Durch Plenarbeschluss haben wir die alte Geschäftsordnung am 19. April 2011 wieder in Kraft gesetzt. Dessen ungeachtet machte sich bereits im Konstituierungsverfahren anhand verschiedener Einlassungen von den Fraktionen deutlich, dass wir die Geschäftsordnung evaluieren wollen. Der Auftrag dazu erging an die parlamentarischen Ge

schäftsführer vom zuständigen Geschäftsordnungsausschuss, dem Ältestenrat.

Mit dem heute vorliegenden Antrag in der Drs. 6/1164 legen wir Ihnen das Ergebnis der Verhandlungen in erster Lesung vor. Es ist unser Plan, die Geschäftsordnungsänderungen im Juli-Plenum zu beschließen, um dann spätestens nach der sitzungsfreien Zeit in die Anwendung der neuen Regeln einsteigen zu können.
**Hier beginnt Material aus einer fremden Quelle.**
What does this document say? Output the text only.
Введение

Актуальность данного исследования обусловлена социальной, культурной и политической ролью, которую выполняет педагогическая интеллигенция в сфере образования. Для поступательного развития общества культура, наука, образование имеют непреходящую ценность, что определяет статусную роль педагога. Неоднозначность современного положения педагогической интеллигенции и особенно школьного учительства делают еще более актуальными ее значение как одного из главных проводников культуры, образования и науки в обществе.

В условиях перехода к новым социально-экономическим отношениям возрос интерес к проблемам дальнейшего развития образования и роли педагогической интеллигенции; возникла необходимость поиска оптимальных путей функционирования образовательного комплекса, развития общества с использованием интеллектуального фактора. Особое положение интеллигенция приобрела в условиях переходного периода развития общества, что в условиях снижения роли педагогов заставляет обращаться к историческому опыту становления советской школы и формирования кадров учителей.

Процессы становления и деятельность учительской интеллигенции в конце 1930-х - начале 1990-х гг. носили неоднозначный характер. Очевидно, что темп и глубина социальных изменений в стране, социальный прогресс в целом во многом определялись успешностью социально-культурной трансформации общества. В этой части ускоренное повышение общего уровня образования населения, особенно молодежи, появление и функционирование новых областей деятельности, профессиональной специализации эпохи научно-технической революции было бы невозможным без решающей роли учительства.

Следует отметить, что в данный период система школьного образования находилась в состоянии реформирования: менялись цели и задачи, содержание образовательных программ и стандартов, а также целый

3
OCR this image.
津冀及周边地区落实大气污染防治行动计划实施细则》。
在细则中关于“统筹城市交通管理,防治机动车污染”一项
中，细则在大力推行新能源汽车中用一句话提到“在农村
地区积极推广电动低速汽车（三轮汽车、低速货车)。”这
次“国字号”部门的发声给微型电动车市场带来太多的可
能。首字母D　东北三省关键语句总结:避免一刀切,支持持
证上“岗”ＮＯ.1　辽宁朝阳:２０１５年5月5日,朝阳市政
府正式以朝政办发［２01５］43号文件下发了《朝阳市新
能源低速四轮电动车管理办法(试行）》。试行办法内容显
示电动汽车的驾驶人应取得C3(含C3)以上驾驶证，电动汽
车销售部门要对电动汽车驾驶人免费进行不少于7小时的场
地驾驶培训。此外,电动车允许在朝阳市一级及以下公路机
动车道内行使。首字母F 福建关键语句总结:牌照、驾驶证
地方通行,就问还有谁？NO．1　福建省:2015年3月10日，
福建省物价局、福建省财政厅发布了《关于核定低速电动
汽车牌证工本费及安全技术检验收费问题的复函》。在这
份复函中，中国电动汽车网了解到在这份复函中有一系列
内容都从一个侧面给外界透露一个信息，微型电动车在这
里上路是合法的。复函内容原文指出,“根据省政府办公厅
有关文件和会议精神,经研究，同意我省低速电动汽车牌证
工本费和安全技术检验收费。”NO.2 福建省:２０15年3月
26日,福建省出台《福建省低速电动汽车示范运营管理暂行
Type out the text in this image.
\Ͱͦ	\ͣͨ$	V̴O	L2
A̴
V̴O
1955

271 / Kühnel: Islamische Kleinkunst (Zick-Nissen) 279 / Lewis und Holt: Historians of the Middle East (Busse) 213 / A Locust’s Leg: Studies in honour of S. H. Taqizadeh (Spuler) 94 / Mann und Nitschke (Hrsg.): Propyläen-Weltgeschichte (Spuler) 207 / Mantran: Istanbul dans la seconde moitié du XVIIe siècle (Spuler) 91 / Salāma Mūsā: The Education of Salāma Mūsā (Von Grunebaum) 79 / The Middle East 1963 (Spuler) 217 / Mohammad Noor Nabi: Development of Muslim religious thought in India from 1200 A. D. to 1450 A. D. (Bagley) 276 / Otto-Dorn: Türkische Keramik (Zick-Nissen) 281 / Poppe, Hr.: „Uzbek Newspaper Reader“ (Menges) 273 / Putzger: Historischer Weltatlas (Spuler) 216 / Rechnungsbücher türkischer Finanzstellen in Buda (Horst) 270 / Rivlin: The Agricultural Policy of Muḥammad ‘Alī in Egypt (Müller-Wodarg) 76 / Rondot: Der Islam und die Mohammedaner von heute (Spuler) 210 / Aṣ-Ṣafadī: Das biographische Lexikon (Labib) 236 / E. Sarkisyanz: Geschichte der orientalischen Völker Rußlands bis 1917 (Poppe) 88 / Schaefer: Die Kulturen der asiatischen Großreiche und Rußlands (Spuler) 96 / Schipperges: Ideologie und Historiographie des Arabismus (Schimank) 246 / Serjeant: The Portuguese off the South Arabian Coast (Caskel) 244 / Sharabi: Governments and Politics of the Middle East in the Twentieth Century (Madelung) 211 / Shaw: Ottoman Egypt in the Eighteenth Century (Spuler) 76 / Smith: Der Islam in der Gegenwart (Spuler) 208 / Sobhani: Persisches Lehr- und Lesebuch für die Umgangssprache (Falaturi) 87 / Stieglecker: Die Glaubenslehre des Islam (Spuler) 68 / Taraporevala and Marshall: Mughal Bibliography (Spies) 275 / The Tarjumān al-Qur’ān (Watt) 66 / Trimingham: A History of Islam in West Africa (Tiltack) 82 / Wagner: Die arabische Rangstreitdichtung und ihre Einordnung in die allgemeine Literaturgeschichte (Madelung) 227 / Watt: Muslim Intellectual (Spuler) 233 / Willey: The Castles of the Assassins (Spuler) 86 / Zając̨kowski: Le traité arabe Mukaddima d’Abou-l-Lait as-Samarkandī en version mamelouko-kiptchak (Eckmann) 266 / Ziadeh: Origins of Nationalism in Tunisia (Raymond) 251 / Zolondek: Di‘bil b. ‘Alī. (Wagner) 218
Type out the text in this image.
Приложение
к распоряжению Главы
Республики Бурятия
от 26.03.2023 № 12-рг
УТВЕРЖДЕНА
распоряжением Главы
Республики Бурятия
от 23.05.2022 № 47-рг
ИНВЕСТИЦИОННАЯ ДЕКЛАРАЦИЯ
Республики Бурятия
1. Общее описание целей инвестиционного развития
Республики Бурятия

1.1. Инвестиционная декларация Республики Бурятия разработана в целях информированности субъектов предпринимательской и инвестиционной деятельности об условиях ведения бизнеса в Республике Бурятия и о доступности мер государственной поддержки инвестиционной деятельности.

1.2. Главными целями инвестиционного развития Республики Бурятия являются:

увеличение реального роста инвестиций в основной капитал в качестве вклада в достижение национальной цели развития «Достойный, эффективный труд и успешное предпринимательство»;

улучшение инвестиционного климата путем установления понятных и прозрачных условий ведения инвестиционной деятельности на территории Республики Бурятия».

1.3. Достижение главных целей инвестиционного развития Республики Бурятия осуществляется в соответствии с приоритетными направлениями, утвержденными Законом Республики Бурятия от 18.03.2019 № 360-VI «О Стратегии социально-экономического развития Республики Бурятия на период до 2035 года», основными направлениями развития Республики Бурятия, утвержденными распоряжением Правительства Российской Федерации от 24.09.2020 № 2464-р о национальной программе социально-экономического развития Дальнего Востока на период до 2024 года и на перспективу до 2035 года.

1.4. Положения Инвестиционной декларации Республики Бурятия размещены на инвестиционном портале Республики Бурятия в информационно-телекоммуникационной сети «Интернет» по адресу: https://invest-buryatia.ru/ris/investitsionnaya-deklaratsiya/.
Der Verantwortung, diese Regeln zu überprüfen, hatten wir uns als parlamentarische Geschäftsführer mit durchaus unterschiedlichen Vorstellungen und Erwartungen genähert. Aber wir haben uns in diesen Verhandlungen auch auf das Leitmotiv verständigt, im Rahmen der Reform vor allem die Institution Landtag im Blick zu behalten, die Rechte des Einzelnen dort zu stärken, wo es der Institution nutzt, und alles nach Möglichkeit im Einvernehmen aller Fraktionen zu regeln, also niemanden zu überfordern.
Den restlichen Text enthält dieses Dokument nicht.